Scope 

Answers the below questions:

 “If we have 3DS enabled for a gateway, does it mean all the transactions processed via that Gateway are 3DS authorized?“

“Does Chargebee get to decide what cards are to be processed via 3DS?”

“My transaction is stuck or fails in the 3DS auth page, what can Chargebee do about it?”

Summary 

A brief note on where Chargebee stands in a typical 3DS transaction and what it has control over/what it doesn’t.

 We rolled out the 3DS 2.0 on Oct 20th, 2022 and we should be able to support the 3DS 2.0 workflow post that.

Explanation

If a Gateway is 3DS enabled, it will assume all transactions to be 3DS required.
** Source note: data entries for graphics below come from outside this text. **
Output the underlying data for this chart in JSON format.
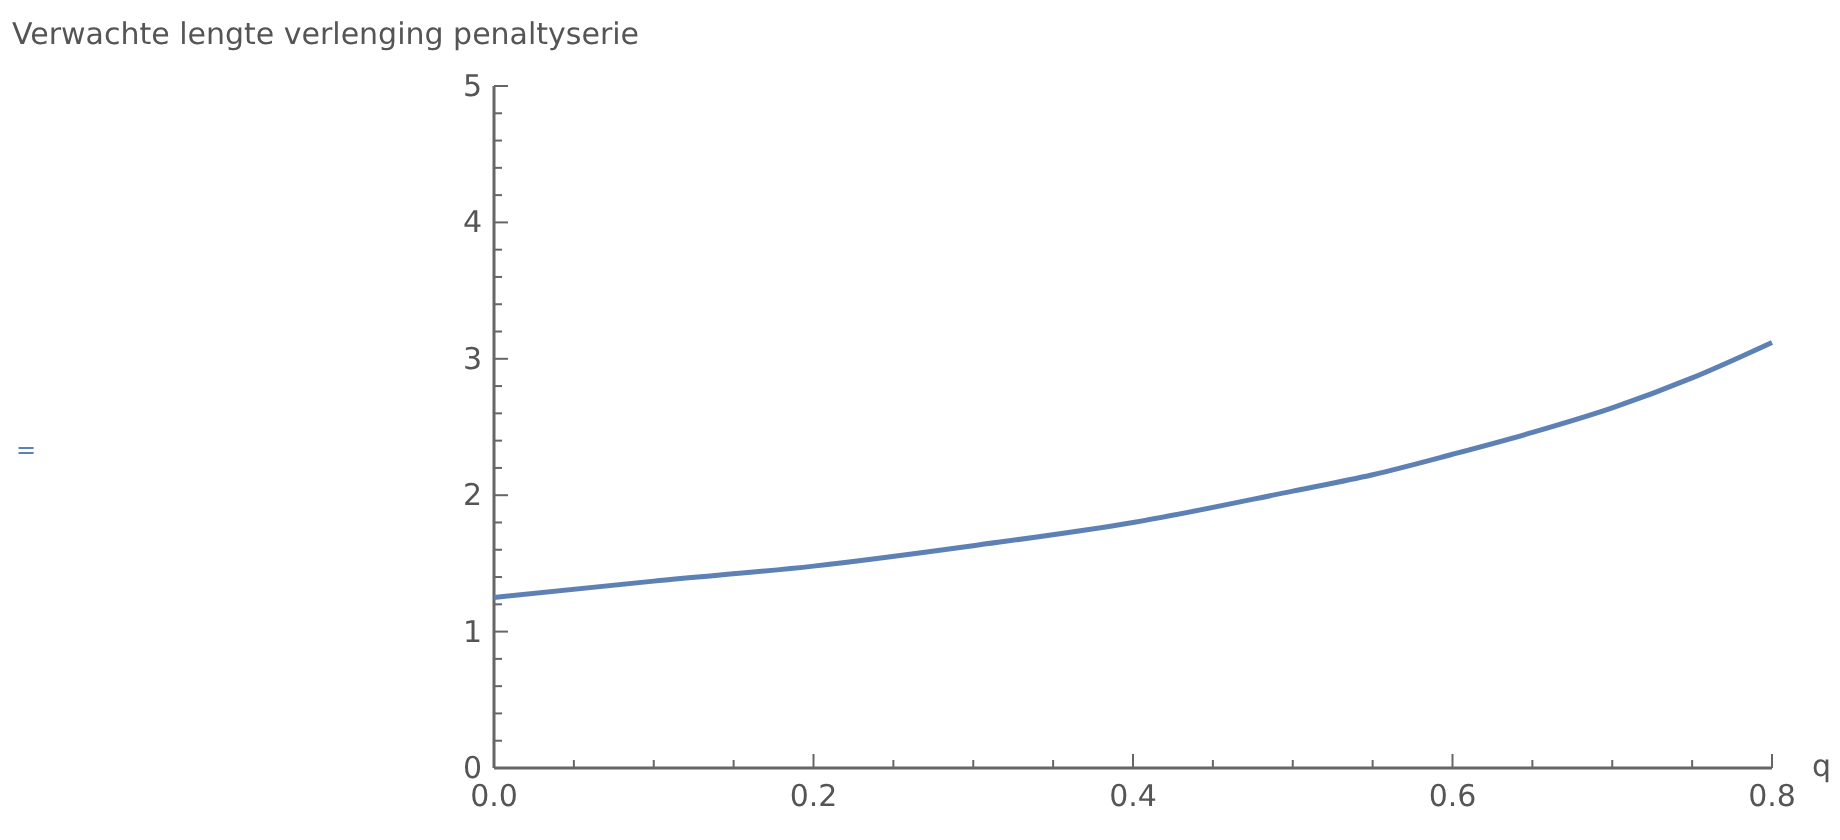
{
  "chart_data": {
    "type": "line",
    "title": "Verwachte lengte verlenging penaltyserie",
    "xlabel": "q",
    "annotations": [
      "="
    ],
    "series": [
      {
        "color": "#5e81b5",
        "x": [
          0,
          0.1,
          0.2,
          0.3,
          0.4,
          0.5,
          0.55,
          0.6,
          0.65,
          0.7,
          0.75,
          0.8
        ],
        "values": [
          1.25,
          1.37,
          1.48,
          1.63,
          1.8,
          2.03,
          2.15,
          2.3,
          2.46,
          2.64,
          2.86,
          3.12
        ]
      }
    ],
    "xlim": [
      0,
      0.8
    ],
    "ylim": [
      0,
      5
    ],
    "xticks": [
      {
        "value": 0,
        "label": "0.0"
      },
      {
        "value": 0.05,
        "label": null
      },
      {
        "value": 0.1,
        "label": null
      },
      {
        "value": 0.15,
        "label": null
      },
      0.2,
      {
        "value": 0.25,
        "label": null
      },
      {
        "value": 0.3,
        "label": null
      },
      {
        "value": 0.35,
        "label": null
      },
      0.4,
      {
        "value": 0.45,
        "label": null
      },
      {
        "value": 0.5,
        "label": null
      },
      {
        "value": 0.55,
        "label": null
      },
      0.6,
      {
        "value": 0.65,
        "label": null
      },
      {
        "value": 0.7,
        "label": null
      },
      {
        "value": 0.75,
        "label": null
      },
      0.8
    ],
    "yticks": [
      0,
      {
        "value": 0.2,
        "label": null
      },
      {
        "value": 0.4,
        "label": null
      },
      {
        "value": 0.6,
        "label": null
      },
      {
        "value": 0.8,
        "label": null
      },
      1,
      {
        "value": 1.2,
        "label": null
      },
      {
        "value": 1.4,
        "label": null
      },
      {
        "value": 1.6,
        "label": null
      },
      {
        "value": 1.8,
        "label": null
      },
      2,
      {
        "value": 2.2,
        "label": null
      },
      {
        "value": 2.4,
        "label": null
      },
      {
        "value": 2.6,
        "label": null
      },
      {
        "value": 2.8,
        "label": null
      },
      3,
      {
        "value": 3.2,
        "label": null
      },
      {
        "value": 3.4,
        "label": null
      },
      {
        "value": 3.6,
        "label": null
      },
      {
        "value": 3.8,
        "label": null
      },
      4,
      {
        "value": 4.2,
        "label": null
      },
      {
        "value": 4.4,
        "label": null
      },
      {
        "value": 4.6,
        "label": null
      },
      {
        "value": 4.8,
        "label": null
      },
      5
    ],
    "marker": "none",
    "line_style": "solid"
  }
}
But to invoke the 3DS auth, the control is with the Card issuing bank, even the Gateway doesn't have control over it. So if the Gateway gets a REQUIRES CHALLENGE call from the Card issuing Bank (Challenge flow), it invokes the 3DS auth page where either fingerprint or OTP based auth is done to ensure the legitimacy of the transaction.

If the data sent to the bank by the Gateway, by default (i.e user agent info, fingerprint, acc creds, Recaptcha, etc.) is sufficient, 3DS auth is not handled (this should be the default flow for non 3DS configuration and is also known as Frictionless flow for a 3DS scenario).
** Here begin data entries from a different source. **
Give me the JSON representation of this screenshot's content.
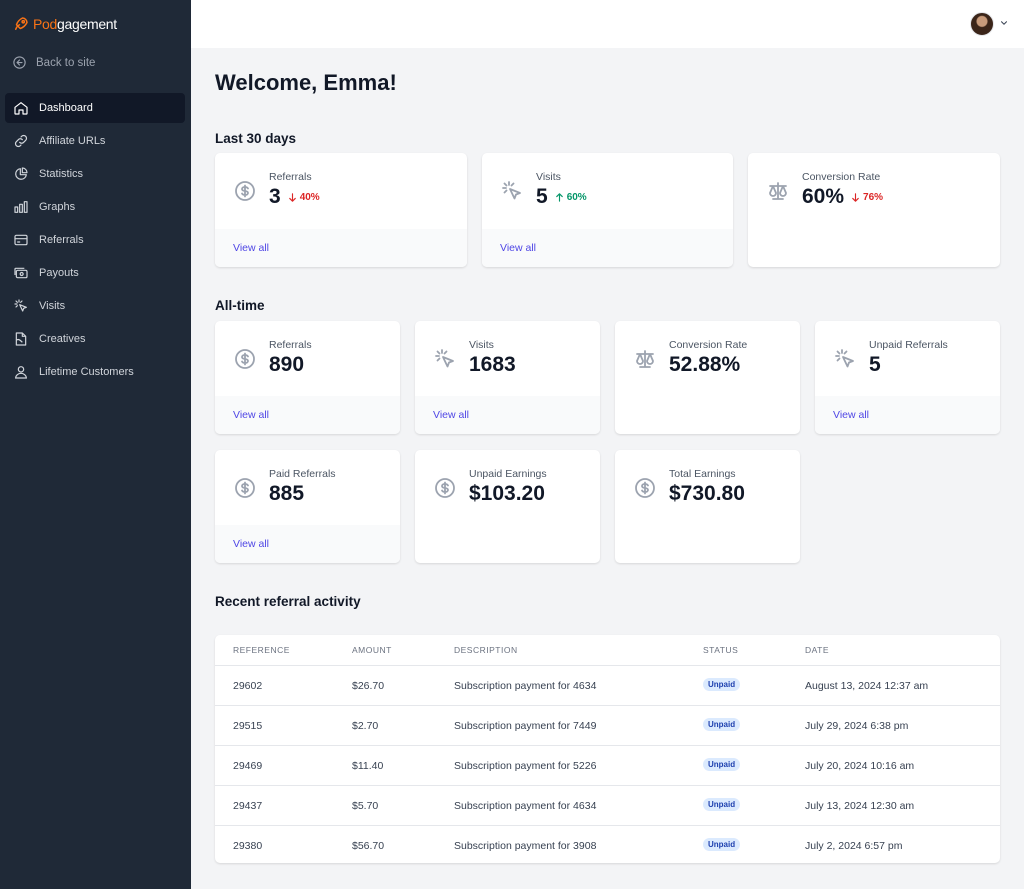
{
  "app": {
    "logo_accent": "Pod",
    "logo_rest": "gagement"
  },
  "sidebar": {
    "back_label": "Back to site",
    "items": [
      {
        "label": "Dashboard",
        "icon": "home-icon",
        "active": true
      },
      {
        "label": "Affiliate URLs",
        "icon": "link-icon"
      },
      {
        "label": "Statistics",
        "icon": "pie-chart-icon"
      },
      {
        "label": "Graphs",
        "icon": "bar-chart-icon"
      },
      {
        "label": "Referrals",
        "icon": "credit-card-icon"
      },
      {
        "label": "Payouts",
        "icon": "cash-icon"
      },
      {
        "label": "Visits",
        "icon": "cursor-click-icon"
      },
      {
        "label": "Creatives",
        "icon": "document-icon"
      },
      {
        "label": "Lifetime Customers",
        "icon": "users-icon"
      }
    ]
  },
  "header": {
    "welcome": "Welcome, Emma!"
  },
  "last30": {
    "title": "Last 30 days",
    "cards": [
      {
        "label": "Referrals",
        "value": "3",
        "change": "40%",
        "direction": "down",
        "link": "View all",
        "icon": "dollar-icon"
      },
      {
        "label": "Visits",
        "value": "5",
        "change": "60%",
        "direction": "up",
        "link": "View all",
        "icon": "cursor-click-icon"
      },
      {
        "label": "Conversion Rate",
        "value": "60%",
        "change": "76%",
        "direction": "down",
        "icon": "scale-icon"
      }
    ]
  },
  "alltime": {
    "title": "All-time",
    "cards": [
      {
        "label": "Referrals",
        "value": "890",
        "link": "View all",
        "icon": "dollar-icon"
      },
      {
        "label": "Visits",
        "value": "1683",
        "link": "View all",
        "icon": "cursor-click-icon"
      },
      {
        "label": "Conversion Rate",
        "value": "52.88%",
        "icon": "scale-icon"
      },
      {
        "label": "Unpaid Referrals",
        "value": "5",
        "link": "View all",
        "icon": "cursor-click-icon"
      },
      {
        "label": "Paid Referrals",
        "value": "885",
        "link": "View all",
        "icon": "dollar-icon"
      },
      {
        "label": "Unpaid Earnings",
        "value": "$103.20",
        "icon": "dollar-icon"
      },
      {
        "label": "Total Earnings",
        "value": "$730.80",
        "icon": "dollar-icon"
      }
    ]
  },
  "recent": {
    "title": "Recent referral activity",
    "columns": [
      "REFERENCE",
      "AMOUNT",
      "DESCRIPTION",
      "STATUS",
      "DATE"
    ],
    "rows": [
      {
        "reference": "29602",
        "amount": "$26.70",
        "description": "Subscription payment for 4634",
        "status": "Unpaid",
        "date": "August 13, 2024 12:37 am"
      },
      {
        "reference": "29515",
        "amount": "$2.70",
        "description": "Subscription payment for 7449",
        "status": "Unpaid",
        "date": "July 29, 2024 6:38 pm"
      },
      {
        "reference": "29469",
        "amount": "$11.40",
        "description": "Subscription payment for 5226",
        "status": "Unpaid",
        "date": "July 20, 2024 10:16 am"
      },
      {
        "reference": "29437",
        "amount": "$5.70",
        "description": "Subscription payment for 4634",
        "status": "Unpaid",
        "date": "July 13, 2024 12:30 am"
      },
      {
        "reference": "29380",
        "amount": "$56.70",
        "description": "Subscription payment for 3908",
        "status": "Unpaid",
        "date": "July 2, 2024 6:57 pm"
      }
    ]
  },
  "colors": {
    "sidebar_bg": "#1f2937",
    "accent": "#4f46e5",
    "brand": "#f97316",
    "down": "#dc2626",
    "up": "#059669",
    "badge_bg": "#dbeafe"
  }
}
Once the submit button is clicked on Chargebee Hosted pages, the relevant gateway is picked based on the currency and the smart routing configuration in the Chargebee site and the Gateway’s JS elements are invoked which in-turn checks with the bank whether to proceed with a Challenge flow or Frictionless flow.

Note: This is the overall outline for all 3DS supported Gateways in Chargebee.